2012 North American Waterfowl Management Plan
This landmark trilateral revision — signed by the environment ministers of Canada, the United States, and Mexico — updates the original 1986 North American Waterfowl Management Plan after 25 years of on-the-ground success. It celebrates the protection and restoration of 15.7 million acres (63,000 km²) of wetlands, grasslands, and other key habitats while confronting new 21st-century realities: climate change, habitat loss, shifting land-use pressures, declining hunter participation, and the need for broader public engagement.
Core Highlights
Three Overarching Goals (the first time the Plan has explicitly included a “people” goal):
- Abundant and resilient waterfowl populations to support hunting and other uses without imperiling habitat.
- Wetlands and related habitats are sufficient to sustain waterfowl at desired levels while delivering recreation opportunities and vital ecological services (flood control, water quality, groundwater recharge, etc.).
- Growing numbers of waterfowl hunters, other conservationists, and citizens who enjoy and actively support waterfowl and wetlands conservation.
Seven Strategic Recommendations that form the roadmap for the next decade:
- Develop, revise, or reaffirm shared NAWMP objectives.

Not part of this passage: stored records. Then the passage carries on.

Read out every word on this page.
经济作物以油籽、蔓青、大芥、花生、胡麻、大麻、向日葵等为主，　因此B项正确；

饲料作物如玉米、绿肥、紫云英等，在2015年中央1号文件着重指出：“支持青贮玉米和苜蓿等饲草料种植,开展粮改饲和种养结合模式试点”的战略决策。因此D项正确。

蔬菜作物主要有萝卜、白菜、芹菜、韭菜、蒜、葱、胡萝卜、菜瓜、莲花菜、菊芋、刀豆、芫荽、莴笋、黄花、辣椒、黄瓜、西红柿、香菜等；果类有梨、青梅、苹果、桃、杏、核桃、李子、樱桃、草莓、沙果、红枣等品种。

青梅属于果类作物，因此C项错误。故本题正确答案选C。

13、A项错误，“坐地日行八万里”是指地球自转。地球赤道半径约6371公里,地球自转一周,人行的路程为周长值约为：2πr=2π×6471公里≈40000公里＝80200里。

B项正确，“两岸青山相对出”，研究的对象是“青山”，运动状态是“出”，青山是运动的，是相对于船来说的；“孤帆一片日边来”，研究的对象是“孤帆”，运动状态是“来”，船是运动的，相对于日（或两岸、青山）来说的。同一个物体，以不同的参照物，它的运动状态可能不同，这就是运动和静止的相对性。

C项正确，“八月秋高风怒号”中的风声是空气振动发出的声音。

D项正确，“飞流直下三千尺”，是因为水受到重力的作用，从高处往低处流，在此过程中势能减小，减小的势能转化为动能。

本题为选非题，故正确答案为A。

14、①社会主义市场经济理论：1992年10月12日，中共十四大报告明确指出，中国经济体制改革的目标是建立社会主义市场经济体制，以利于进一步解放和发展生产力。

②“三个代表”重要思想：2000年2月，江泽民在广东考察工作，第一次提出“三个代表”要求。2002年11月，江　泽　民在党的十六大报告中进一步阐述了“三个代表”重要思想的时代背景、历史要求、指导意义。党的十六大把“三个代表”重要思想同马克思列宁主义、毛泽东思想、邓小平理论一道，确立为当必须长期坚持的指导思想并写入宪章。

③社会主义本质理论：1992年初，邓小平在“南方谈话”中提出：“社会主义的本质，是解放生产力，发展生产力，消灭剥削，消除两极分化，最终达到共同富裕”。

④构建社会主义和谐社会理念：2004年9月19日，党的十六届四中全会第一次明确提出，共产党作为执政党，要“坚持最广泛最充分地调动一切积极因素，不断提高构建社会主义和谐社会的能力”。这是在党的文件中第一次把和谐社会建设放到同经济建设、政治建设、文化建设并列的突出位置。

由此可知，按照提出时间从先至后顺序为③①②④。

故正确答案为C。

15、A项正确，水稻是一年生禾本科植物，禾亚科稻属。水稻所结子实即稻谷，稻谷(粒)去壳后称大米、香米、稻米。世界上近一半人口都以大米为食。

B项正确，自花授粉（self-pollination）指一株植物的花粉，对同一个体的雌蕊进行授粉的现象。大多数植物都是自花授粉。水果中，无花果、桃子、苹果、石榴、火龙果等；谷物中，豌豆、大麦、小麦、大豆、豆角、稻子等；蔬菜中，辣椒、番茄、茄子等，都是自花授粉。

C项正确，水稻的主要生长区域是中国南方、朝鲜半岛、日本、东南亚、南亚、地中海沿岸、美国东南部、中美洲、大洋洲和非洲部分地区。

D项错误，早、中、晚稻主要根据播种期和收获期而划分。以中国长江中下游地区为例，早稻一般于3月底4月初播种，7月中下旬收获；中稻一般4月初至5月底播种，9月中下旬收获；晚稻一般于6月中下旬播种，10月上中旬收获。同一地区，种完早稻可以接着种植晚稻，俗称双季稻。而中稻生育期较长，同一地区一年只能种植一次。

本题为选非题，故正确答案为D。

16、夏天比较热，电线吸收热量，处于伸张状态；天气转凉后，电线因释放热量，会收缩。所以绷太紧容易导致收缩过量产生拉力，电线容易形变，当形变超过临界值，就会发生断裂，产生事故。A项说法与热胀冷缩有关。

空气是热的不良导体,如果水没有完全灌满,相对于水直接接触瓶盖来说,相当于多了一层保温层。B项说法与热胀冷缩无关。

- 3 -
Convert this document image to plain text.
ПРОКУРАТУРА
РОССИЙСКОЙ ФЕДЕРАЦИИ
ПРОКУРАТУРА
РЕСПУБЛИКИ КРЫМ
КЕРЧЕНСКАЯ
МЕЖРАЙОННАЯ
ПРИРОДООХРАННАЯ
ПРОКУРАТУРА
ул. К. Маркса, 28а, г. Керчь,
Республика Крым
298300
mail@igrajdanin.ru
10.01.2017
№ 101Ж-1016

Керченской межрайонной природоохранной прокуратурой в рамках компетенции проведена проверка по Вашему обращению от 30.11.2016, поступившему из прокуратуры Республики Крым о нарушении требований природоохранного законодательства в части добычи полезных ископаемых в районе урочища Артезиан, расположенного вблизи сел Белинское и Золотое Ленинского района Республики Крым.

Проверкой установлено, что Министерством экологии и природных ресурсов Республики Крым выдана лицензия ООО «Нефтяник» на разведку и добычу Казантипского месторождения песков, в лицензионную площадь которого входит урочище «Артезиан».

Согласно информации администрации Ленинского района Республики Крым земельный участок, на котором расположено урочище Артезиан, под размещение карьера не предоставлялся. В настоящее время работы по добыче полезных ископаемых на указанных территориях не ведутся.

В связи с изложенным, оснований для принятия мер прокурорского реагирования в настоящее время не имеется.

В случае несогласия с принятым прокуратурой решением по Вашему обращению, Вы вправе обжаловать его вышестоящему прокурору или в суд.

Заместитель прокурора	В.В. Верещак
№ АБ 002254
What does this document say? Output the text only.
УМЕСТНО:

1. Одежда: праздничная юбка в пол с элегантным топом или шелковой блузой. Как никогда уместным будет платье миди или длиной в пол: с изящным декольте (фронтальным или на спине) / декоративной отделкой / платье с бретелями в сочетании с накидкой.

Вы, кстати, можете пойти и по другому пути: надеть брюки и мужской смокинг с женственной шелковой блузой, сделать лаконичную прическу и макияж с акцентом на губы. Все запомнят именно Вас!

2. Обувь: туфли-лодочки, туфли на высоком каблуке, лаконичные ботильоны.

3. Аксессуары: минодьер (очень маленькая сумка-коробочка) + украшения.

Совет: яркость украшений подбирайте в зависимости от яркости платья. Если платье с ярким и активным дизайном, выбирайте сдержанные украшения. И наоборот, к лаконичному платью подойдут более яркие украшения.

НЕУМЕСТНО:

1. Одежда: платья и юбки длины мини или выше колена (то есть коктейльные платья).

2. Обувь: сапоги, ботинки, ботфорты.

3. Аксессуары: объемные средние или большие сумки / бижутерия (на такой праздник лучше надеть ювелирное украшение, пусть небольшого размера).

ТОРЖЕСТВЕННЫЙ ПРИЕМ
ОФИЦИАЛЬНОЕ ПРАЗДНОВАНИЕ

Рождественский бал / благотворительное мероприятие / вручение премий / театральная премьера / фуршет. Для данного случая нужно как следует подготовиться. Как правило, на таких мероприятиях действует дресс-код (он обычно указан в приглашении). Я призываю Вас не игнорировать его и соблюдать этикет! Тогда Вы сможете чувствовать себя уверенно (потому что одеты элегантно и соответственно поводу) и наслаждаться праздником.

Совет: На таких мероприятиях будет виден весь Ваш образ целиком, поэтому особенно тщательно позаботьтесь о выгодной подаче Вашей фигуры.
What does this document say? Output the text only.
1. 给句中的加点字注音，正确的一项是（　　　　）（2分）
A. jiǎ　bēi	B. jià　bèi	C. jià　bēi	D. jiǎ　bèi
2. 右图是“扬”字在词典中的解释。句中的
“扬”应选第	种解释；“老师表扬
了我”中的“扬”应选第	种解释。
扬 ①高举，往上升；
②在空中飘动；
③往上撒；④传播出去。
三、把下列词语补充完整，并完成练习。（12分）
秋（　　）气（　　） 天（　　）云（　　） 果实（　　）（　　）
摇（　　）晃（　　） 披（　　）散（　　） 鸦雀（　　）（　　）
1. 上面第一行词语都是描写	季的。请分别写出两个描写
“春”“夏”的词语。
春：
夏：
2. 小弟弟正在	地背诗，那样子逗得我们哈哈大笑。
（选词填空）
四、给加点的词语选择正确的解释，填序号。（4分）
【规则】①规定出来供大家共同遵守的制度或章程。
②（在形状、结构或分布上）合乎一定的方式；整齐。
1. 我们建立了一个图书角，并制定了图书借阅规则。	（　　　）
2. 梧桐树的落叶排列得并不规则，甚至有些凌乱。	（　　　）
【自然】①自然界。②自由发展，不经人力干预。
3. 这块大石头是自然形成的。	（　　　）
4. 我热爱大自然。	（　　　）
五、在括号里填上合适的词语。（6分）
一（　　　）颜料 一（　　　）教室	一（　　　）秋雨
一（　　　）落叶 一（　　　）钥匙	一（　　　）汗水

- Integrate waterfowl management (population, habitat, and human dimensions).
- Increase adaptive capacity and structured learning.
- Build public support by reconnecting people with nature and communicating ecosystem benefits.
- Establish a Human Dimensions Working Group.
- Focus resources on the most important landscapes.
- Adapt harvest management strategies to align with all three goals.
Foundational Elements
- Ten guiding Principles (updated for 2012), including the North American Model of Wildlife Conservation, adaptive management, and the central role of partnerships.
- National Overviews detailing each country’s unique contributions and commitments.
- Legacy and Context sections tracing the Plan’s evolution from the 1930s “Duck Stamp” era through the creation of Joint Ventures and Adaptive Harvest Management.
- Four detailed Appendices: interim population objectives, continentally significant landscapes, the 2010–2011 public consultation process, and acronyms.
This Plan shifted waterfowl conservation from a purely biological endeavor to an integrated social-ecological system. It serves as both a visionary blueprint and a practical call to action for agencies, Joint Ventures, NGOs, hunters, birders, and policymakers across North America.